After weeks of forced evacuation orders and bombastic statements by the Israeli prime minister, Israeli forces launched its operation into the most populous city in the besieged Strip.
The divisive plan was even opposed by top members of Netanyahu’s own security apparatus. Many of the families of the remaining 48 hostages and captives held by Hamas militants in Gaza have said it will be a death sentence for their loved ones, as they begin a sit-in outside Netanyahu’s home.
In a chilling parallel – just as I was processing the horrific images Dr Abu Salmiya sent me – Chris Sidoti, one of the three members of the United Nations Independent International Commission of Inquiry that penned Tuesday’s report, took to the floor.
“We are told that the number of children that have had one or both legs or arms amputated is greater than any conflict this century,” Sidoti, an Australian human rights lawyer, said as he discussed some of the 16,000 pieces of evidence looked at during the two-year-long investigation.
He wasn’t describing something that had happened. He was describing something that Dr Abu Salmiya’s teams were dealing with at that very moment.
And so, as this war unfurls in real time, broadcast live on TV, Sidoti and the commission chair, Navi Pillay, a South-African jurist and former UN High Commission for Human Rights, warned that UN member states, like the UK, should act now – and could face legal consequences if they fail to do so.
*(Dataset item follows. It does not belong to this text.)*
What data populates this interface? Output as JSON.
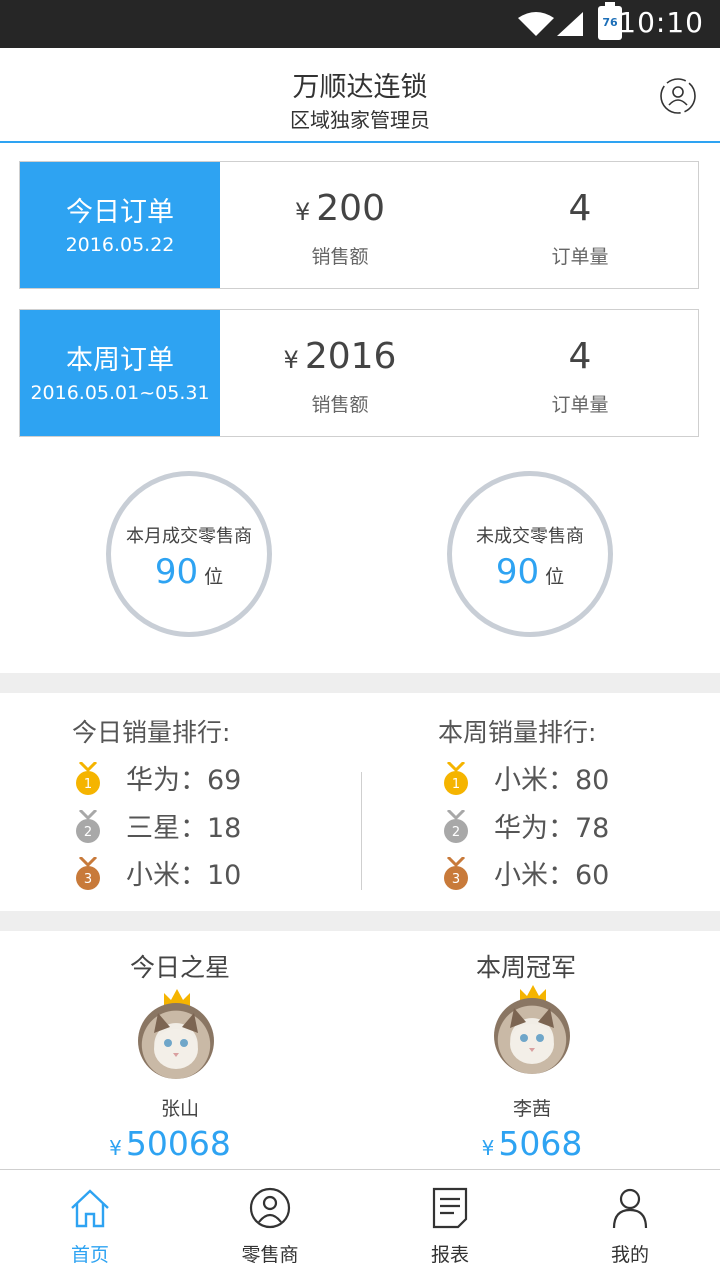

In essence, the report found that since October 2023, Israel has committed four of the five genocidal acts defined by the 1948 Genocide Convention—more details on what those are here.
The Commission also concluded that Israeli president Isaac Herzog, Netanyahu, and then defence minister Yoav Gallant have incited the commission of genocide.

In response, Israel vehemently denies violating international law in Gaza or committing genocide.
The Israeli foreign ministry dismissed the UN findings as an “antisemitic … distorted and false report”, adding that Hamas’s 7 October 2023 heinous attack, which sparked this conflict, was itself “attempted genocide”. (It should be noted that this same UN commission had previously concluded Hamas is responsible for war crimes including intentionally directing attacks against civilians, murder and torture).
But today’s report on genocide is not an isolated opinion.
It comes on the heels of a probe published by the largest professional organisation of scholars studying genocide, which also concluded that Israel is committing genocide.
And it follows some of the world’s most respected international, Palestinian and Israeli organisations, including Amnesty International, B’Tselem, and Physicians for Human Rights–Israel, which published similar findings.
Given the gravity of the potential legal consequences for our country – particularly as an arms supplier to Israel – perhaps it is time for leaders to listen to this growing chorus of world experts.
Many Western countries, including the UK, have said that only a court can rule on whether genocide has been committed. A case against Israel is currently before the UN’s highest court, the International Court of Justice.
David Lammy, now deputy prime minister, said as much in a 1 September letter to the Foreign Affairs Select Committee, where he stated that the government concluded the genocidal intent wasn’t there and that the UK would wait for the ICJ.
But Navi Pillay, the head of the Commission, said that outcome could take years. Some legal experts I’ve spoken to have even told me it could take a decade for the ICJ to rule.

By which point, at this bloody rate, there won’t be much of Gaza – or its residents – left. Especially if you listen to the rhetoric of extreme-right Israeli ministers who have openly talked about the wholesale destruction of Gaza and the (forcible) displacement of its people.
Pillay spelled it out at the press conference: “The Genocide Convention imposes an obligation on states to prevent genocide.
“How will they do that if we all sit and wait for some court, if ever, to determine genocide has occurred?”
The report insists that states have an obligation to “employ all means reasonably available to them to prevent the commission of genocide”.
We are at a critical moment in history. And the UK doesn’t want to be on the wrong side of it.
We need to listen to the experts – before it’s too late.